Wibke erklärte es ihr. »Wie dem auch sei«, fuhr sie fort. Ihre Beobachtung ist, dass von jeder Kissensorte zwei vorhanden sind. Also zwei rote, zwei grüne«, präzisierte sie. »Bis auf eins, das war ein Unikat. Und ihr kennt ja den Obduktionsbericht. Sollte das Kissen wirklich fehlen, könnte es ein Hinweis darauf sein, dass …«
»Ist das jetzt wirklich noch von Belang?«, unterbrach sie Meinert. »Ich meine, wir haben sein Geständnis.« Er blickte zu Thang. »Das haben wir doch, oder?«
»Trotzdem«, beharrte Wibke. »Es kann nie schaden, Geständnisse durch Beweise zu untermauern.« Sie schob ihr Notebook in ihren Rucksack. »Wie auch immer«, fuhr sie fort. »Ich hab’s euch gesagt. Macht was draus oder lasst es. Und das wäre es dann auch von meiner Seite.«
»Ich werde die Info mit in die nächste Runde nehmen«, versprach Thang. Für ihn waren Verhöre wie Boxkämpfe. Man brauchte einen langen Atem, und es war gut, immer noch etwas mehr als nur die Faust im Handschuh zu haben. Und natürlich hatte Wibke recht. Ein Geständnis konnte widerrufen oder von findigen Verteidigern auseinandergepflückt werden. Er dachte an Glaubitz’ blutende Nase. Beweise hingegen hatten Bestand. Im Krimi endete die Ermittlung immer mit der Festnahme. Im wirklichen Leben begann die eigentliche Arbeit jetzt erst.

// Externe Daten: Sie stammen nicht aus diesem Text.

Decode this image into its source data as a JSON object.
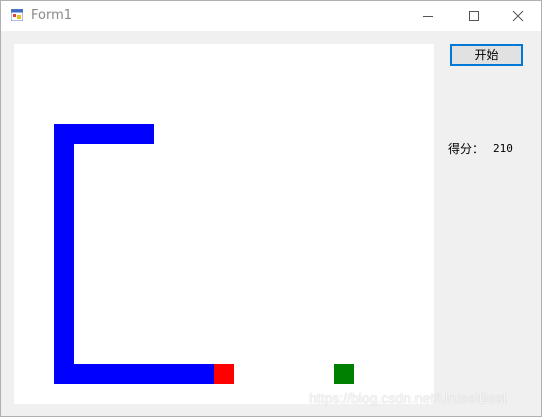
{
  "window": {
    "title": "Form1"
  },
  "controls": {
    "start_label": "开始",
    "score_label": "得分：",
    "score_value": "210"
  },
  "game": {
    "cell_size_label": "grid 20px",
    "colors": {
      "snake": "#0000ff",
      "head": "#ff0000",
      "food": "#008000",
      "board": "#ffffff"
    },
    "snake_cells": [
      [
        6,
        4
      ],
      [
        5,
        4
      ],
      [
        4,
        4
      ],
      [
        3,
        4
      ],
      [
        2,
        4
      ],
      [
        2,
        5
      ],
      [
        2,
        6
      ],
      [
        2,
        7
      ],
      [
        2,
        8
      ],
      [
        2,
        9
      ],
      [
        2,
        10
      ],
      [
        2,
        11
      ],
      [
        2,
        12
      ],
      [
        2,
        13
      ],
      [
        2,
        14
      ],
      [
        2,
        15
      ],
      [
        2,
        16
      ],
      [
        3,
        16
      ],
      [
        4,
        16
      ],
      [
        5,
        16
      ],
      [
        6,
        16
      ],
      [
        7,
        16
      ],
      [
        8,
        16
      ],
      [
        9,
        16
      ]
    ],
    "head_cell": [
      10,
      16
    ],
    "food_cell": [
      16,
      16
    ]
  },
  "watermark": {
    "text": "https://blog.csdn.net/UruseiBest"
  }
}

»Ich habe übrigens noch Klaudias Smartphone.« Wibke legte es auf den Tisch. »Der Techniker hat es gereinigt. Es dürfte also funktionieren. Ich würde es ihr heute Abend vorbeibringen, falls das nicht einer von euch übernehmen will?«
»Gib’s mir.« Meinert streckte die Hand aus. »Ich wollte sowieso gleich zum Krankenhaus fahren und mit ihr sprechen.«
»Ist das nicht ein bisschen früh?«, fragte PH. »Ich meine, sie hat eine schwere Gehirnerschütterung.«
»Ich werde vorsichtig sein«, versprach Meinert. »Aber je eher wir mit ihr sprechen, umso besser. Wir wissen immer noch nicht, was auf dem Hof genau passiert ist. Glaubitz’ Aussage gibt dazu nichts her. Habt ihr ihn überhaupt danach gefragt?«
»Dazu war keine Gelegenheit mehr«, rechtfertigte sich Thang. »Nachdem ich ihn auf Heck angesprochen habe, hat er jede weitere Aussage verweigert.«
»Apropos Heck.« PH schlug sich gegen die Stirn. »Sorry, hätte ich euch gleich sagen sollen. Seine Anwältin hat heute Morgen um einen Termin gebeten. Er sei jetzt bereit, mit uns zu sprechen.« Dass er jetzt erst mit dieser wichtigen Information herausrückte, war ein Zeichen von Stress. Zwei seiner Beamten waren verletzt, einer davon schwer. Das zerrte an ihm.
»Er war also doch abgetaucht?« Thang atmete auf. Ein Opfer weniger.
»Ja«, bestätigte PH. »Er hat sich wohl bei Frau Saling gemeldet, und die konnte ihn davon überzeugen, dass er besser mit uns spricht. Vielleicht können Sie das übernehmen«, bat er Uta. »Der Termin ist um zehn, hier im Revier.«
»Warum ist er überhaupt abgehauen?«, murmelte Meinert. »Das alles wäre nicht passiert, wenn …«
Er beendete den Satz nicht, was auch nicht nötig war, weil jeder am Tisch das Gleiche dachte.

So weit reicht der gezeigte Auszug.